Longevity is an increasingly rare feat in music. So it's something of an achievement for The Charlatans to be celebrating the release of their twelfth record. Indeed it will be 25 years this October since the band put out their debut Some Friendly, and while they've embarked on a rollercoaster ride encompassing every possible emotion over the interim period, their continued existence serves as a haughty slap in the face for anyone guilty of writing them off.
Despite being lumped in with both the Madchester and Britpop scenes they've remained perennial outsiders, and it's this combination of resilience, determination and creative licence to do whatever they like that's kept The Charlatans at the forefront of their craft for a quarter of a century. And they've retained a distinctive sound, due in no small part to Tim Burgess' instantly recognisable vocals and the swirling Hammond organ characterised initially by Rob Collins up to his untimely passing in 1996, and Tony Rogers thereon after.
Boasting a catalogue filled with more peaks than troughs, it's nigh on impossible to pick out a definitive Charlatans record. From the youthful exuberance of Some Friendly, which announced their arrival in buoyant fashion, to the intricate melodies punctuating Up To Our Hips, the anthemic Tellin' Stories, soulful Wonderland and 2010's ridiculously underrated Who We Touch, there's a treasure trove of sonic beauty in the vaults.
So it shouldn't come as too much of a surprise that Modern Nature sits proudly alongside its impressive brethren. Recorded at the band's Big Mushroom studios with long time cohort Jim Spencer, who previously worked on Wonderland, Up At The Lakes, Simpatico iand You Cross My Path, Modern Nature fuses elements of the band's past glories with a vision firmly ensconced in the future.

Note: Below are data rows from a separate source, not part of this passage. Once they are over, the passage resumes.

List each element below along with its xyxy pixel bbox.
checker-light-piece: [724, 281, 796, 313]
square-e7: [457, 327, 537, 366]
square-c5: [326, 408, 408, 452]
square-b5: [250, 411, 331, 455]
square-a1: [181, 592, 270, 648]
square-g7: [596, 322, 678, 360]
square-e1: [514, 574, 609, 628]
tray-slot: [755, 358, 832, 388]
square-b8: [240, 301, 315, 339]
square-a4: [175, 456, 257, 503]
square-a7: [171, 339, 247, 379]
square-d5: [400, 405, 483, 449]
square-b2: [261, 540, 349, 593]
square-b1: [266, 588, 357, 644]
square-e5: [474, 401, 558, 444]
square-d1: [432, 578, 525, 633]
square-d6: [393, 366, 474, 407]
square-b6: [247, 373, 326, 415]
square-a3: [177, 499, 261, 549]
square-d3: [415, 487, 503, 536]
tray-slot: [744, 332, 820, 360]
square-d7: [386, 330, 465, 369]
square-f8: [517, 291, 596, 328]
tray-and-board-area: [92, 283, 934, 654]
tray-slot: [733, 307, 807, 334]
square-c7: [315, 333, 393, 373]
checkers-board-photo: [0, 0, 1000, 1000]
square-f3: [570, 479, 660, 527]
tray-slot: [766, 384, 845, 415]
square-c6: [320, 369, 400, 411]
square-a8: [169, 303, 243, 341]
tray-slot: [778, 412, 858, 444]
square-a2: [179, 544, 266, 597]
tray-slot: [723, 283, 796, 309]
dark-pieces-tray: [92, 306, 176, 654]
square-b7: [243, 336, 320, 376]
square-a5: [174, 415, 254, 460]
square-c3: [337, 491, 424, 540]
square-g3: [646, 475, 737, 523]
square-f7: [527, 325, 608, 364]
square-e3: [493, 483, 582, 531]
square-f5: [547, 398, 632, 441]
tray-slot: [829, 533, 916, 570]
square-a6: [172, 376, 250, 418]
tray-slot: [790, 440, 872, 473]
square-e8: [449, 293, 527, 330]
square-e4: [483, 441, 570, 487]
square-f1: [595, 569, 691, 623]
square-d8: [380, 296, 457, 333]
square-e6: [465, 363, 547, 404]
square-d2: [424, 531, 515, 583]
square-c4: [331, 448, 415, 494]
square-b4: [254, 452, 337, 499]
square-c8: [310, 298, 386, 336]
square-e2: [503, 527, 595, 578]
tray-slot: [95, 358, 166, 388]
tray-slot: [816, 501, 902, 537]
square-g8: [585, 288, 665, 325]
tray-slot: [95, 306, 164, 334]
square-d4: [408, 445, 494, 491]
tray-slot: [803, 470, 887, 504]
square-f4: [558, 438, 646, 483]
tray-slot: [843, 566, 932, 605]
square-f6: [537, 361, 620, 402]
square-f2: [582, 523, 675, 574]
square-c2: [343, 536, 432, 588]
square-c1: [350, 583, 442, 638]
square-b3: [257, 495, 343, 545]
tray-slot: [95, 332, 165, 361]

Their first album since drummer Jon Brookes tragically succumbed to a brain tumour in the summer of 2013, the recording process for Modern Nature started just after the Albert Hall benefit gig for Brookes two months later, with Factory Floor's Gabe Gurnsey, New Order's Stephen Morris and The Verve's Pete Salisbury all contributing drum parts at various points. The all-star cast of contributors and collaborators is completed by vocalists Melanie Marshall and Sandra Marvin, who've worked with Kate Bush in the past, Dexy's Midnight Runner Jim Paterson and Sean O'Hanlon of The High Llamas.
With such a disparate and diverse range of artists on board, it's little wonder that Modern Nature takes on several identities and sounds all the more inspired for it. Opener and lead single 'Talking In Tones' revels in a Sixties beat vibe, its chorus mirroring the melodic precision of the Spencer Davis Group's 'I'm A Man' for good measure. Current 45 'So Oh' follows a similar path, if at times harking back to the band's past - listen carefully and the hookline from 1994's 'Jesus Hairdo' could slot in almost unnoticed. It represents four of the most uplifting minutes The Charlatans have committed to tape, and undoubtedly stands as one of Modern Nature's pivotal moments.
'Come Home Baby' has a West Coast Carpenters feel about it, the line "It's such a joy watching the smile on your face" suggesting fatherhood may have also had a significant influence on Burgess' lyrical aspersions. "Is this the beginning? Cos it feels like a start" asks Burgess on the soulful 'Keep Enough', while 'In the Tall Grass' with its laid back groove and Manzarek-style keys offers a comforting arm-around-the-shoulder moment.
"Pretty girls just make waves," declares the singer on lively album mid-point 'Emelie', while Modern Nature's immediate theme continues on the bouncy 'Let The Good Times Be Never Ending', which feels like a celebration of the past mixed with a wishlist for the future. Modern Nature's real piece de resistance comes in the shape of 'Lean In', its stripped-back guitars jangling incessantly over vocal harmonies eerily reminiscent of My Bloody Valentine's 'Strawberry Wine'.
Bringing up the rear but no less important, 'Trouble Understanding' follows a similar path to that on one of the band's best known singles, 'Just When You're Thinking Things Over', its shuffling beat, provided by New Order's Stephen Morris. The record ends on mournful ballad 'Lot To Say', a tranquil if romantic number that brings Modern Nature to a succinct close.